U.S. military officials in Kabul said they were aware of the U.N. statement regarding last week’s incident.

“The Afghan Government is conducting an investigation. Our policy is not to discuss an ongoing investigation,” U.S. Army spokesman Col. Michael Lawhorn said in a brief statement sent to VOA.

The U.N. allegation was part of a statement emphasizing the need for all parties to the Afghan conflict to abstain from actions that may place healthcare facilities and people inside them at risk.

“Medical facilities, medical personnel, and those who are receiving treatment for disease or conflict-related injuries, must never be placed at risk, let alone subject to attack,” said Mark Bowden, the U.N.’s Humanitarian Coordinator.

The statement also criticized a Taliban suicide bombing on Monday in which seven civilians were killed and seven others were wounded. That attack happened in the Sia Gird district of northern Parwan province where a suicide attacker targeting Afghan security forces detonated an improvised explosive device close to the entrance of the district health clinic.

“The U.N. reiterates that intentional attacks on or in the vicinity of education facilities and hospitals, or on their personnel, committed as part of the ongoing conflict, constitute violations and abuses of international human rights law, breaches of international humanitarian law, and also violate the constitution of the Islamic Republic of Afghanistan,” the statement warned.

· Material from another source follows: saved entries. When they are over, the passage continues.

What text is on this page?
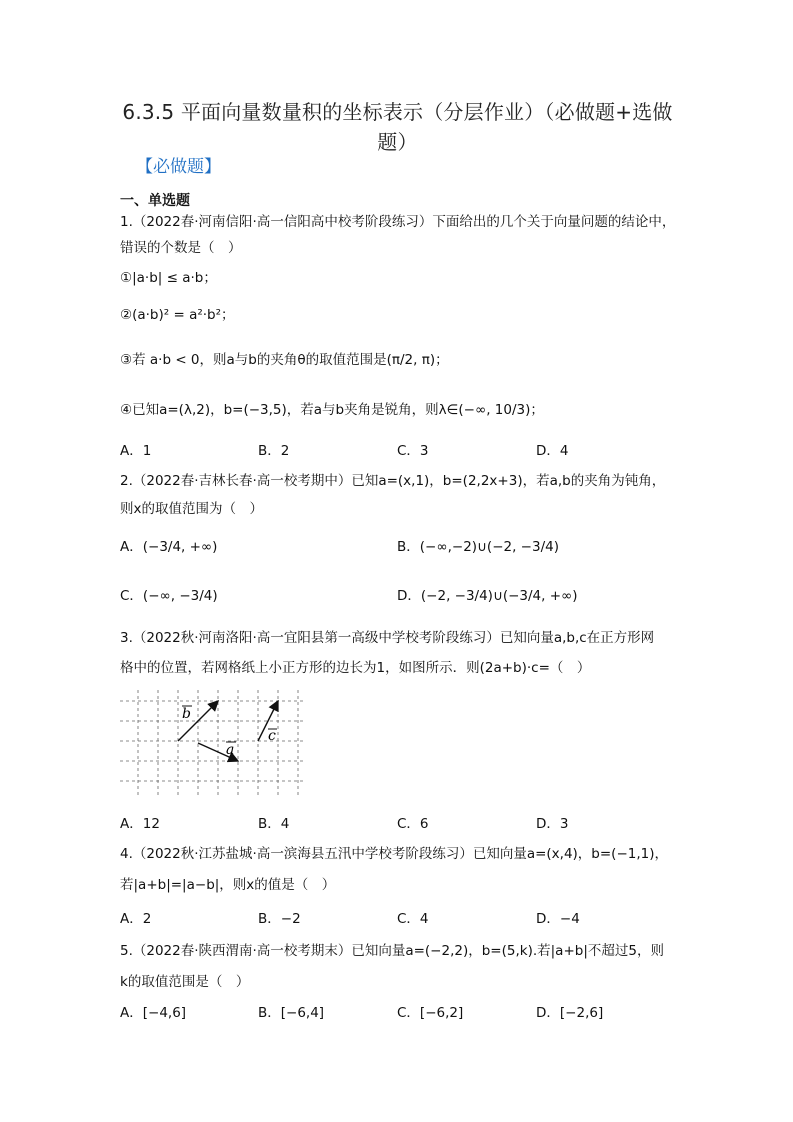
6.3.5 平面向量数量积的坐标表示（分层作业）（必做题+选做题）
【必做题】
一、单选题
1.（2022春·河南信阳·高一信阳高中校考阶段练习）下面给出的几个关于向量问题的结论中，
错误的个数是（　）
①|a·b| ≤ a·b；
②(a·b)² = a²·b²；
③若 a·b < 0，则a与b的夹角θ的取值范围是(π/2, π)；
④已知a=(λ,2)，b=(−3,5)，若a与b夹角是锐角，则λ∈(−∞, 10/3)；
A．1	B．2	C．3	D．4
2.（2022春·吉林长春·高一校考期中）已知a=(x,1)，b=(2,2x+3)，若a,b的夹角为钝角，
则x的取值范围为（　）
A．(−3/4, +∞)	B．(−∞,−2)∪(−2, −3/4)
C．(−∞, −3/4)	D．(−2, −3/4)∪(−3/4, +∞)
3.（2022秋·河南洛阳·高一宜阳县第一高级中学校考阶段练习）已知向量a,b,c在正方形网
格中的位置，若网格纸上小正方形的边长为1，如图所示．则(2a+b)·c=（　）
b
a
c
A．12	B．4	C．6	D．3
4.（2022秋·江苏盐城·高一滨海县五汛中学校考阶段练习）已知向量a=(x,4)，b=(−1,1)，
若|a+b|=|a−b|，则x的值是（　）
A．2	B．−2	C．4	D．−4
5.（2022春·陕西渭南·高一校考期末）已知向量a=(−2,2)，b=(5,k).若|a+b|不超过5，则
k的取值范围是（　）
A．[−4,6]	B．[−6,4]	C．[−6,2]	D．[−2,6]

In this undated photograph released by Doctors Without Borders (MSF) on October 3, 2015, Afghan MSF medical personnel treat civilians injured following an offensive against Taliban militants by Afghan and coalition forces at the MSF hospital in Kunduz.

In this undated photograph released by Doctors Without Borders (MSF) on October 3, 2015, Afghan MSF medical personnel treat civilians injured following an offensive against Taliban militants by Afghan and coalition forces at the MSF hospital in Kunduz.

In October, a U.S. military airstrike targeted a Doctors Without Borders (MSF) hospital in northern Afghanistan that killed 42 staff, patients and family members and wounded another 43. A U.S. military probe into the incident said U.S. forces misidentified the target that led to the attack on the hospital

The U.N. Assistance Mission in Afghanistan (UNAMA) has documented an increase in the number of conflict-related incidents deliberately targeting hospitals, clinics and health personnel,

In its annual report, released earlier this week, UNAMA said the conflict killed or wounded more than 11,000 Afghan civilians, including around 3,500 dead, in 2015, the highest causality figures since it began documenting civilian casualties in 2009.